Re: [PATCH 03/10] perf sched timehist: Handle zero sample->tid properly

From: Namhyung Kim
Date: Thu Dec 08 2016 - 09:20:24 EST

On Wed, Dec 07, 2016 at 11:06:29AM +0900, Namhyung Kim wrote:
> On Mon, Dec 05, 2016 at 07:52:57PM -0800, David Ahern wrote:
> > On 12/5/16 7:40 PM, Namhyung Kim wrote:
> > > Sometimes samples have tid of 0 but non-0 pid. It ends up having a
> >
> > Any idea how that happens?
> It seems that an exiting task wakes up its parent and the parent might
> call wait(2) concurrently. So at the time of calling last schedule(),
> its pid (and tgid) link might be unhashed by the parent and can have 0
> sample->tid and/or sample->pid depending on timing IMHO. Not sure
> anything guarantees that the sample tid/pid is preserved during the
> event. From a quick look I couldn't find..

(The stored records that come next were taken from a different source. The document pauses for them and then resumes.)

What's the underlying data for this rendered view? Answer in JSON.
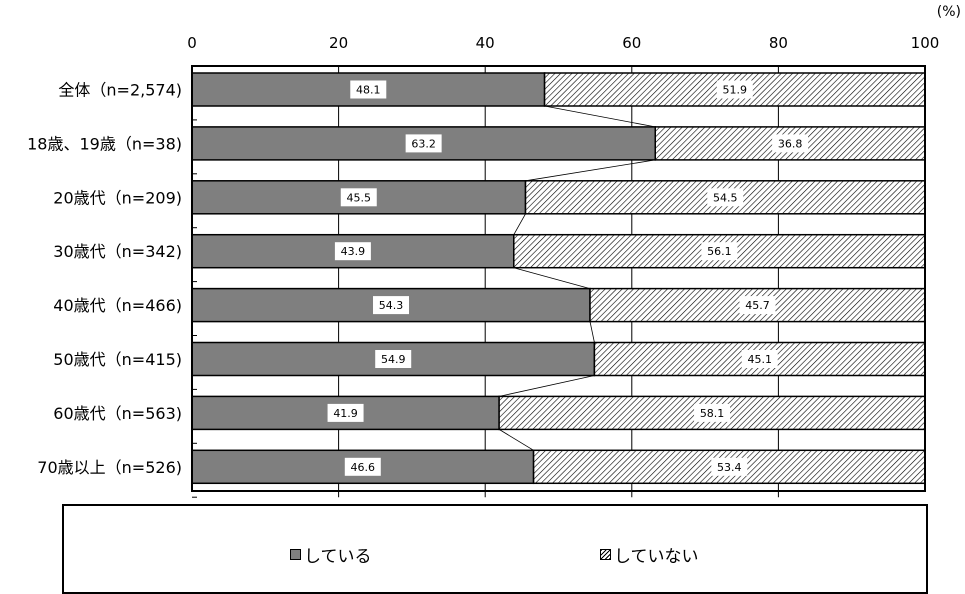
{
  "chart_data": {
    "type": "bar",
    "orientation": "horizontal",
    "stacked": true,
    "unit_label": "(%)",
    "xlim": [
      0,
      100
    ],
    "x_ticks": [
      "0",
      "20",
      "40",
      "60",
      "80",
      "100"
    ],
    "categories": [
      "全体（n=2,574)",
      "18歳、19歳（n=38)",
      "20歳代（n=209)",
      "30歳代（n=342)",
      "40歳代（n=466)",
      "50歳代（n=415)",
      "60歳代（n=563)",
      "70歳以上（n=526)"
    ],
    "series": [
      {
        "name": "している",
        "values": [
          48.1,
          63.2,
          45.5,
          43.9,
          54.3,
          54.9,
          41.9,
          46.6
        ],
        "labels": [
          "48.1",
          "63.2",
          "45.5",
          "43.9",
          "54.3",
          "54.9",
          "41.9",
          "46.6"
        ]
      },
      {
        "name": "していない",
        "values": [
          51.9,
          36.8,
          54.5,
          56.1,
          45.7,
          45.1,
          58.1,
          53.4
        ],
        "labels": [
          "51.9",
          "36.8",
          "54.5",
          "56.1",
          "45.7",
          "45.1",
          "58.1",
          "53.4"
        ]
      }
    ],
    "colors": {
      "series1": "#7f7f7f",
      "series2_hatch": "#000000"
    },
    "legend_position": "bottom",
    "connector_lines": true
  },
  "legend": [
    {
      "label": "している"
    },
    {
      "label": "していない"
    }
  ]
}
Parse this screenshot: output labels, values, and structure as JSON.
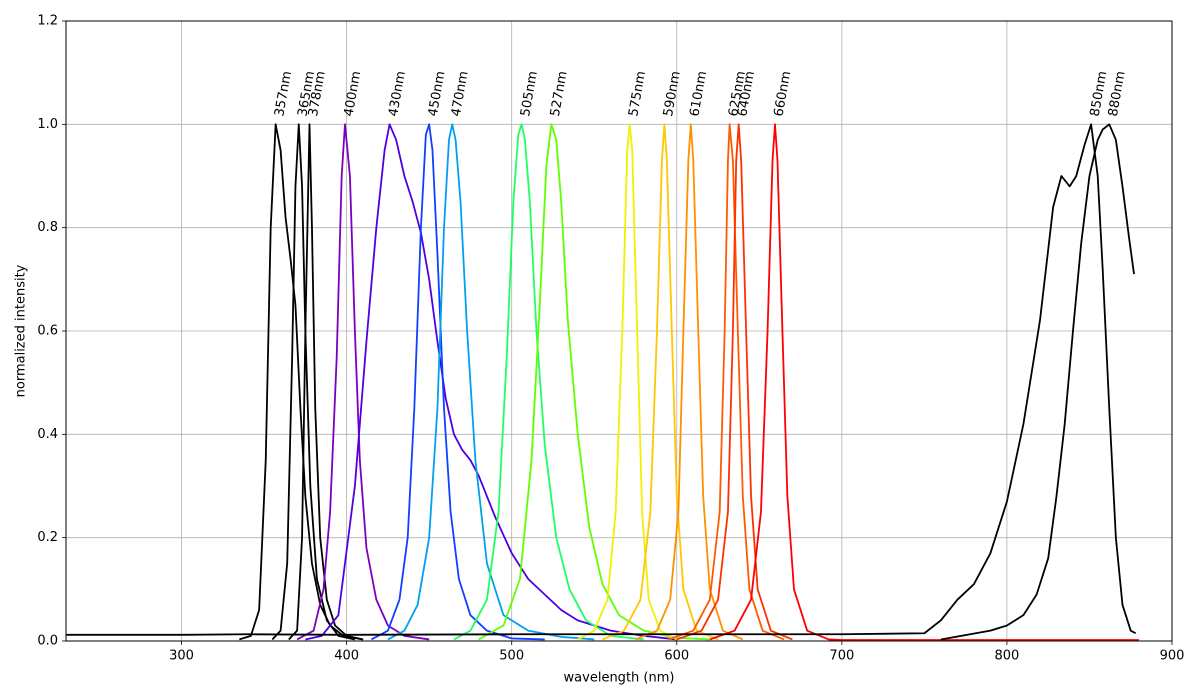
{
  "chart_data": {
    "type": "line",
    "xlabel": "wavelength (nm)",
    "ylabel": "normalized intensity",
    "xlim": [
      230,
      900
    ],
    "ylim": [
      0,
      1.2
    ],
    "xticks": [
      300,
      400,
      500,
      600,
      700,
      800,
      900
    ],
    "yticks": [
      {
        "value": 0,
        "label": "0.0"
      },
      {
        "value": 0.2,
        "label": "0.2"
      },
      {
        "value": 0.4,
        "label": "0.4"
      },
      {
        "value": 0.6,
        "label": "0.6"
      },
      {
        "value": 0.8,
        "label": "0.8"
      },
      {
        "value": 1.0,
        "label": "1.0"
      },
      {
        "value": 1.2,
        "label": "1.2"
      }
    ],
    "grid": true,
    "series": [
      {
        "name": "357nm",
        "color": "#000000",
        "x": [
          335,
          342,
          347,
          351,
          354,
          357,
          360,
          363,
          366,
          369,
          372,
          375,
          379,
          384,
          390,
          398,
          410
        ],
        "values": [
          0.003,
          0.01,
          0.06,
          0.35,
          0.8,
          1.0,
          0.95,
          0.82,
          0.74,
          0.65,
          0.45,
          0.28,
          0.15,
          0.07,
          0.03,
          0.01,
          0.003
        ]
      },
      {
        "name": "365nm",
        "color": "#000000",
        "x": [
          355,
          360,
          364,
          367,
          369,
          371,
          373,
          375,
          378,
          382,
          388,
          395,
          405
        ],
        "values": [
          0.003,
          0.02,
          0.15,
          0.55,
          0.88,
          1.0,
          0.88,
          0.6,
          0.3,
          0.12,
          0.04,
          0.01,
          0.003
        ]
      },
      {
        "name": "378nm",
        "color": "#000000",
        "x": [
          365,
          370,
          373,
          375,
          377.5,
          379,
          381,
          384,
          388,
          393,
          400,
          410
        ],
        "values": [
          0.003,
          0.02,
          0.2,
          0.6,
          1.0,
          0.8,
          0.45,
          0.2,
          0.08,
          0.03,
          0.01,
          0.003
        ]
      },
      {
        "name": "400nm",
        "color": "#7a00c0",
        "x": [
          370,
          380,
          386,
          390,
          394,
          397,
          399,
          402,
          405,
          408,
          412,
          418,
          425,
          435,
          450
        ],
        "values": [
          0.003,
          0.02,
          0.1,
          0.25,
          0.55,
          0.9,
          1.0,
          0.9,
          0.6,
          0.35,
          0.18,
          0.08,
          0.03,
          0.01,
          0.003
        ]
      },
      {
        "name": "430nm",
        "color": "#5000e0",
        "x": [
          375,
          385,
          395,
          405,
          412,
          418,
          423,
          426,
          430,
          435,
          440,
          445,
          450,
          455,
          460,
          465,
          470,
          475,
          480,
          490,
          500,
          510,
          520,
          530,
          540,
          550,
          560,
          580,
          600
        ],
        "values": [
          0.003,
          0.01,
          0.05,
          0.3,
          0.58,
          0.8,
          0.95,
          1.0,
          0.97,
          0.9,
          0.85,
          0.79,
          0.7,
          0.58,
          0.47,
          0.4,
          0.37,
          0.35,
          0.32,
          0.24,
          0.17,
          0.12,
          0.09,
          0.06,
          0.04,
          0.03,
          0.02,
          0.01,
          0.003
        ]
      },
      {
        "name": "450nm",
        "color": "#1040ff",
        "x": [
          415,
          425,
          432,
          437,
          441,
          445,
          448,
          450,
          452,
          455,
          459,
          463,
          468,
          475,
          485,
          500,
          520
        ],
        "values": [
          0.003,
          0.02,
          0.08,
          0.2,
          0.45,
          0.8,
          0.98,
          1.0,
          0.95,
          0.75,
          0.45,
          0.25,
          0.12,
          0.05,
          0.02,
          0.005,
          0.003
        ]
      },
      {
        "name": "470nm",
        "color": "#00a0f0",
        "x": [
          425,
          435,
          443,
          450,
          455,
          459,
          462,
          464,
          466,
          469,
          473,
          478,
          485,
          495,
          510,
          530,
          550
        ],
        "values": [
          0.003,
          0.02,
          0.07,
          0.2,
          0.45,
          0.8,
          0.97,
          1.0,
          0.97,
          0.85,
          0.6,
          0.35,
          0.15,
          0.05,
          0.02,
          0.008,
          0.003
        ]
      },
      {
        "name": "505nm",
        "color": "#20ff60",
        "x": [
          465,
          475,
          485,
          492,
          497,
          501,
          504,
          506,
          508,
          511,
          515,
          520,
          527,
          535,
          545,
          560,
          580
        ],
        "values": [
          0.003,
          0.02,
          0.08,
          0.25,
          0.55,
          0.85,
          0.98,
          1.0,
          0.97,
          0.85,
          0.6,
          0.38,
          0.2,
          0.1,
          0.04,
          0.01,
          0.003
        ]
      },
      {
        "name": "527nm",
        "color": "#60ff00",
        "x": [
          480,
          495,
          505,
          512,
          517,
          521,
          524,
          527,
          530,
          534,
          540,
          547,
          555,
          565,
          580,
          600,
          620
        ],
        "values": [
          0.003,
          0.03,
          0.12,
          0.35,
          0.65,
          0.92,
          1.0,
          0.97,
          0.85,
          0.62,
          0.4,
          0.22,
          0.11,
          0.05,
          0.02,
          0.006,
          0.003
        ]
      },
      {
        "name": "575nm",
        "color": "#f0f000",
        "x": [
          540,
          550,
          558,
          563,
          567,
          570,
          571.5,
          573,
          576,
          579,
          583,
          590,
          600
        ],
        "values": [
          0.003,
          0.02,
          0.08,
          0.25,
          0.6,
          0.95,
          1.0,
          0.95,
          0.6,
          0.25,
          0.08,
          0.02,
          0.003
        ]
      },
      {
        "name": "590nm",
        "color": "#ffc800",
        "x": [
          555,
          568,
          578,
          584,
          588,
          591,
          592.5,
          594,
          597,
          600,
          604,
          612,
          625
        ],
        "values": [
          0.003,
          0.02,
          0.08,
          0.25,
          0.6,
          0.93,
          1.0,
          0.93,
          0.6,
          0.28,
          0.1,
          0.02,
          0.003
        ]
      },
      {
        "name": "610nm",
        "color": "#ff9000",
        "x": [
          575,
          588,
          596,
          601,
          604,
          607,
          608.5,
          610,
          613,
          616,
          620,
          628,
          640
        ],
        "values": [
          0.003,
          0.02,
          0.08,
          0.25,
          0.6,
          0.93,
          1.0,
          0.93,
          0.6,
          0.28,
          0.1,
          0.02,
          0.003
        ]
      },
      {
        "name": "625nm",
        "color": "#ff5a00",
        "x": [
          595,
          610,
          620,
          626,
          629,
          631,
          632,
          634,
          637,
          640,
          644,
          652,
          665
        ],
        "values": [
          0.003,
          0.02,
          0.08,
          0.25,
          0.6,
          0.93,
          1.0,
          0.93,
          0.6,
          0.28,
          0.1,
          0.02,
          0.003
        ]
      },
      {
        "name": "640nm",
        "color": "#ff3000",
        "x": [
          600,
          615,
          625,
          631,
          634,
          636,
          637.5,
          639,
          642,
          645,
          649,
          657,
          670
        ],
        "values": [
          0.003,
          0.02,
          0.08,
          0.25,
          0.6,
          0.93,
          1.0,
          0.93,
          0.6,
          0.28,
          0.1,
          0.02,
          0.003
        ]
      },
      {
        "name": "660nm",
        "color": "#ff0000",
        "x": [
          620,
          635,
          645,
          651,
          655,
          658,
          659.5,
          661,
          664,
          667,
          671,
          679,
          692,
          700,
          880
        ],
        "values": [
          0.003,
          0.02,
          0.08,
          0.25,
          0.6,
          0.93,
          1.0,
          0.93,
          0.6,
          0.28,
          0.1,
          0.02,
          0.003,
          0.002,
          0.002
        ]
      },
      {
        "name": "850nm",
        "color": "#000000",
        "x": [
          230,
          300,
          340,
          400,
          500,
          600,
          700,
          750,
          760,
          770,
          780,
          790,
          800,
          810,
          820,
          828,
          833,
          838,
          842,
          847,
          851,
          855,
          858,
          862,
          866,
          870,
          875,
          878
        ],
        "values": [
          0.012,
          0.012,
          0.013,
          0.012,
          0.013,
          0.013,
          0.013,
          0.015,
          0.04,
          0.08,
          0.11,
          0.17,
          0.27,
          0.42,
          0.62,
          0.84,
          0.9,
          0.88,
          0.9,
          0.96,
          1.0,
          0.9,
          0.72,
          0.45,
          0.2,
          0.07,
          0.02,
          0.015
        ]
      },
      {
        "name": "880nm",
        "color": "#000000",
        "x": [
          760,
          790,
          800,
          810,
          818,
          825,
          830,
          835,
          840,
          845,
          850,
          855,
          858,
          862,
          866,
          870,
          874,
          877
        ],
        "values": [
          0.003,
          0.02,
          0.03,
          0.05,
          0.09,
          0.16,
          0.28,
          0.42,
          0.6,
          0.77,
          0.9,
          0.97,
          0.99,
          1.0,
          0.97,
          0.88,
          0.78,
          0.71
        ]
      }
    ]
  }
}
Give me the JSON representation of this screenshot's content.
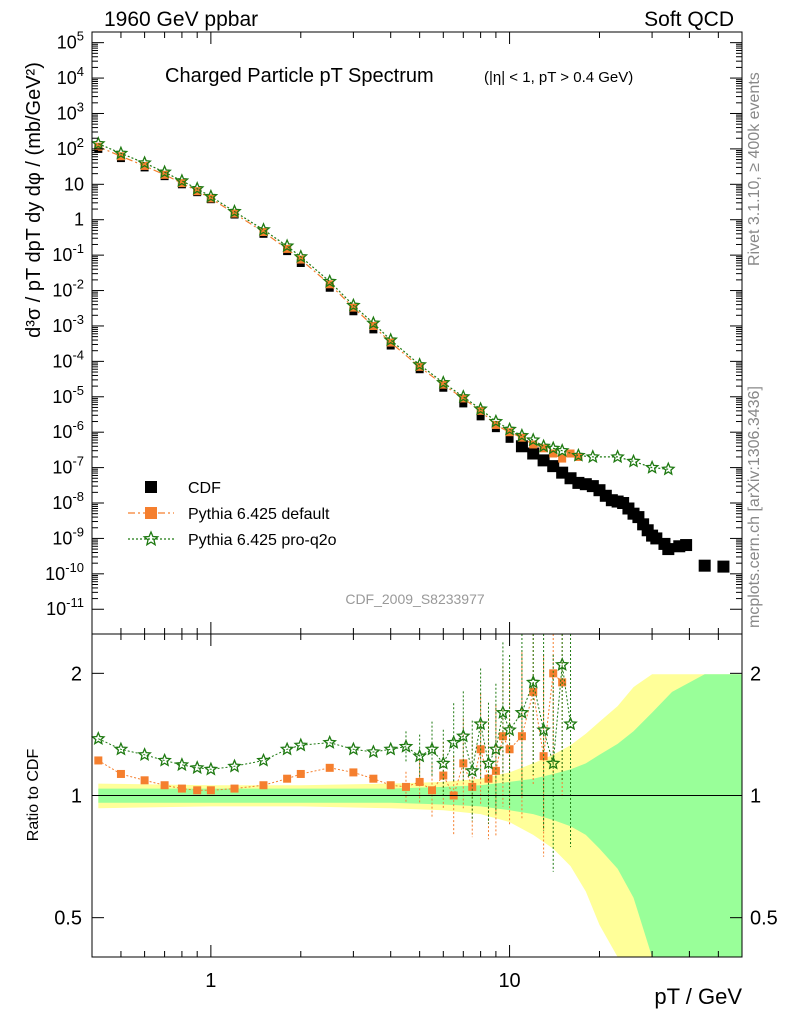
{
  "header": {
    "left": "1960 GeV ppbar",
    "right": "Soft QCD"
  },
  "side_labels": {
    "rivet": "Rivet 3.1.10, ≥ 400k events",
    "mcplots": "mcplots.cern.ch [arXiv:1306.3436]"
  },
  "chart_data": [
    {
      "type": "scatter",
      "panel": "main",
      "title": "Charged Particle pT Spectrum",
      "subtitle": "(|η| < 1, pT > 0.4 GeV)",
      "xlabel": "pT / GeV",
      "ylabel": "d³σ / pT dpT dy dφ / (mb/GeV²)",
      "x_scale": "log",
      "y_scale": "log",
      "xlim": [
        0.4,
        60
      ],
      "ylim": [
        2e-12,
        200000.0
      ],
      "analysis_id": "CDF_2009_S8233977",
      "legend_position": "bottom-left",
      "series": [
        {
          "name": "CDF",
          "color": "#000000",
          "marker": "square",
          "points": [
            [
              0.42,
              100
            ],
            [
              0.5,
              55
            ],
            [
              0.6,
              30
            ],
            [
              0.7,
              17
            ],
            [
              0.8,
              10
            ],
            [
              0.9,
              6
            ],
            [
              1.0,
              3.8
            ],
            [
              1.2,
              1.4
            ],
            [
              1.5,
              0.4
            ],
            [
              1.8,
              0.13
            ],
            [
              2.0,
              0.06
            ],
            [
              2.5,
              0.012
            ],
            [
              3.0,
              0.0026
            ],
            [
              3.5,
              0.0008
            ],
            [
              4.0,
              0.00028
            ],
            [
              5.0,
              6e-05
            ],
            [
              6.0,
              1.8e-05
            ],
            [
              7.0,
              6.5e-06
            ],
            [
              8.0,
              2.8e-06
            ],
            [
              9.0,
              1.3e-06
            ],
            [
              10.0,
              6.5e-07
            ],
            [
              11.0,
              4e-07
            ],
            [
              12.0,
              2.5e-07
            ],
            [
              13.0,
              1.6e-07
            ],
            [
              14.0,
              1.1e-07
            ],
            [
              15.0,
              7.2e-08
            ],
            [
              16.0,
              5e-08
            ],
            [
              17.0,
              3.7e-08
            ],
            [
              18.0,
              3.4e-08
            ],
            [
              19.0,
              3e-08
            ],
            [
              20.0,
              2.3e-08
            ],
            [
              21.0,
              1.6e-08
            ],
            [
              22.0,
              1.2e-08
            ],
            [
              23.0,
              1.1e-08
            ],
            [
              24.0,
              1e-08
            ],
            [
              25.0,
              7e-09
            ],
            [
              26.0,
              5e-09
            ],
            [
              27.0,
              4e-09
            ],
            [
              28.0,
              2.5e-09
            ],
            [
              29.0,
              1.7e-09
            ],
            [
              30.0,
              1.2e-09
            ],
            [
              31.0,
              1e-09
            ],
            [
              33.0,
              7e-10
            ],
            [
              34.0,
              5e-10
            ],
            [
              37.0,
              6e-10
            ],
            [
              39.0,
              6.5e-10
            ],
            [
              45.0,
              1.7e-10
            ],
            [
              52.0,
              1.6e-10
            ]
          ]
        },
        {
          "name": "Pythia 6.425 default",
          "color": "#f57f2e",
          "marker": "square",
          "points": [
            [
              0.42,
              115
            ],
            [
              0.5,
              62
            ],
            [
              0.6,
              33
            ],
            [
              0.7,
              18.5
            ],
            [
              0.8,
              10.8
            ],
            [
              0.9,
              6.4
            ],
            [
              1.0,
              4.0
            ],
            [
              1.2,
              1.5
            ],
            [
              1.5,
              0.45
            ],
            [
              1.8,
              0.15
            ],
            [
              2.0,
              0.075
            ],
            [
              2.5,
              0.015
            ],
            [
              3.0,
              0.0033
            ],
            [
              3.5,
              0.001
            ],
            [
              4.0,
              0.00034
            ],
            [
              5.0,
              7e-05
            ],
            [
              6.0,
              2.2e-05
            ],
            [
              7.0,
              9e-06
            ],
            [
              8.0,
              4e-06
            ],
            [
              9.0,
              1.6e-06
            ],
            [
              10.0,
              1e-06
            ],
            [
              11.0,
              7e-07
            ],
            [
              12.0,
              4.5e-07
            ],
            [
              13.0,
              3.5e-07
            ],
            [
              14.0,
              2.5e-07
            ],
            [
              15.0,
              1.8e-07
            ],
            [
              16.0,
              2.5e-07
            ],
            [
              17.0,
              2e-07
            ]
          ]
        },
        {
          "name": "Pythia 6.425 pro-q2o",
          "color": "#1f7a12",
          "marker": "star",
          "points": [
            [
              0.42,
              140
            ],
            [
              0.5,
              75
            ],
            [
              0.6,
              40
            ],
            [
              0.7,
              22
            ],
            [
              0.8,
              12.5
            ],
            [
              0.9,
              7.5
            ],
            [
              1.0,
              4.5
            ],
            [
              1.2,
              1.7
            ],
            [
              1.5,
              0.52
            ],
            [
              1.8,
              0.18
            ],
            [
              2.0,
              0.09
            ],
            [
              2.5,
              0.018
            ],
            [
              3.0,
              0.0038
            ],
            [
              3.5,
              0.0012
            ],
            [
              4.0,
              0.0004
            ],
            [
              5.0,
              8e-05
            ],
            [
              6.0,
              2.5e-05
            ],
            [
              7.0,
              1e-05
            ],
            [
              8.0,
              4.5e-06
            ],
            [
              9.0,
              2e-06
            ],
            [
              10.0,
              1.2e-06
            ],
            [
              11.0,
              8e-07
            ],
            [
              12.0,
              6e-07
            ],
            [
              13.0,
              4e-07
            ],
            [
              14.0,
              3.5e-07
            ],
            [
              15.0,
              3e-07
            ],
            [
              17.0,
              2.2e-07
            ],
            [
              19.0,
              2e-07
            ],
            [
              23.0,
              2e-07
            ],
            [
              26.0,
              1.5e-07
            ],
            [
              30.0,
              1e-07
            ],
            [
              34.0,
              9e-08
            ]
          ]
        }
      ]
    },
    {
      "type": "scatter",
      "panel": "ratio",
      "ylabel": "Ratio to CDF",
      "xlabel": "pT / GeV",
      "x_scale": "log",
      "y_scale": "log",
      "xlim": [
        0.4,
        60
      ],
      "ylim": [
        0.4,
        2.5
      ],
      "x_ticks": [
        1,
        10
      ],
      "y_ticks": [
        0.5,
        1,
        2
      ],
      "reference_line": 1,
      "band_colors": {
        "inner": "#99ff99",
        "outer": "#ffff99"
      },
      "bands": [
        [
          0.42,
          0.04,
          0.07
        ],
        [
          1.0,
          0.04,
          0.06
        ],
        [
          2.0,
          0.04,
          0.06
        ],
        [
          4.0,
          0.04,
          0.07
        ],
        [
          6.0,
          0.05,
          0.08
        ],
        [
          8.0,
          0.06,
          0.1
        ],
        [
          10.0,
          0.08,
          0.14
        ],
        [
          12.0,
          0.1,
          0.2
        ],
        [
          14.0,
          0.13,
          0.26
        ],
        [
          16.0,
          0.16,
          0.33
        ],
        [
          18.0,
          0.2,
          0.42
        ],
        [
          20.0,
          0.26,
          0.52
        ],
        [
          23.0,
          0.34,
          0.66
        ],
        [
          26.0,
          0.44,
          0.85
        ],
        [
          30.0,
          0.6,
          0.99
        ],
        [
          35.0,
          0.8,
          0.99
        ],
        [
          45.0,
          0.99,
          0.99
        ],
        [
          55.0,
          0.99,
          0.99
        ]
      ],
      "series": [
        {
          "name": "Pythia 6.425 default",
          "color": "#f57f2e",
          "marker": "square",
          "points": [
            [
              0.42,
              1.22
            ],
            [
              0.5,
              1.13
            ],
            [
              0.6,
              1.09
            ],
            [
              0.7,
              1.06
            ],
            [
              0.8,
              1.04
            ],
            [
              0.9,
              1.03
            ],
            [
              1.0,
              1.03
            ],
            [
              1.2,
              1.04
            ],
            [
              1.5,
              1.06
            ],
            [
              1.8,
              1.1
            ],
            [
              2.0,
              1.13
            ],
            [
              2.5,
              1.17
            ],
            [
              3.0,
              1.14
            ],
            [
              3.5,
              1.1
            ],
            [
              4.0,
              1.06
            ],
            [
              4.5,
              1.05
            ],
            [
              5.0,
              1.08
            ],
            [
              5.5,
              1.03
            ],
            [
              6.0,
              1.12
            ],
            [
              6.5,
              1.0
            ],
            [
              7.0,
              1.2
            ],
            [
              7.5,
              1.05
            ],
            [
              8.0,
              1.3
            ],
            [
              8.5,
              1.1
            ],
            [
              9.0,
              1.15
            ],
            [
              9.5,
              1.4
            ],
            [
              10.0,
              1.3
            ],
            [
              11.0,
              1.4
            ],
            [
              12.0,
              1.8
            ],
            [
              13.0,
              1.25
            ],
            [
              14.0,
              2.0
            ],
            [
              15.0,
              1.9
            ]
          ]
        },
        {
          "name": "Pythia 6.425 pro-q2o",
          "color": "#1f7a12",
          "marker": "star",
          "points": [
            [
              0.42,
              1.38
            ],
            [
              0.5,
              1.3
            ],
            [
              0.6,
              1.26
            ],
            [
              0.7,
              1.22
            ],
            [
              0.8,
              1.19
            ],
            [
              0.9,
              1.17
            ],
            [
              1.0,
              1.16
            ],
            [
              1.2,
              1.18
            ],
            [
              1.5,
              1.22
            ],
            [
              1.8,
              1.3
            ],
            [
              2.0,
              1.33
            ],
            [
              2.5,
              1.35
            ],
            [
              3.0,
              1.3
            ],
            [
              3.5,
              1.28
            ],
            [
              4.0,
              1.3
            ],
            [
              4.5,
              1.32
            ],
            [
              5.0,
              1.25
            ],
            [
              5.5,
              1.3
            ],
            [
              6.0,
              1.2
            ],
            [
              6.5,
              1.35
            ],
            [
              7.0,
              1.4
            ],
            [
              7.5,
              1.15
            ],
            [
              8.0,
              1.5
            ],
            [
              8.5,
              1.2
            ],
            [
              9.0,
              1.3
            ],
            [
              9.5,
              1.6
            ],
            [
              10.0,
              1.45
            ],
            [
              11.0,
              1.6
            ],
            [
              12.0,
              1.9
            ],
            [
              13.0,
              1.45
            ],
            [
              14.0,
              1.2
            ],
            [
              15.0,
              2.1
            ],
            [
              16.0,
              1.5
            ]
          ]
        }
      ]
    }
  ]
}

I found following line in my data file.

$ perf script --time 52460.536907,
swapper 0 [000] 52460.536907: sched:sched_switch: pool:3775 [120] x ==> at-spi2-registr:1961 [120]
7f3963 __schedule (/lib/modules/4.8.3-1-ARCH/build/vmlinux)
7f3d7c schedule (/lib/modules/4.8.3-1-ARCH/build/vmlinux)
280b14 do_exit (/lib/modules/4.8.3-1-ARCH/build/vmlinux)
280fa7 [unknown] (/lib/modules/4.8.3-1-ARCH/build/vmlinux)
7f7cf2 entry_SYSCALL_64_fastpath (/lib/modules/4.8.3-1-ARCH/build/vmlinux)

As you can see task 3775 called schedule() during exit but sample tid
was 0. In this case prev_pid is still correct (though it's always pid
in the root namespace) since its number was saved in task_struct at the
time of creation and not changed.

I'll change to check prev_pid for idle task.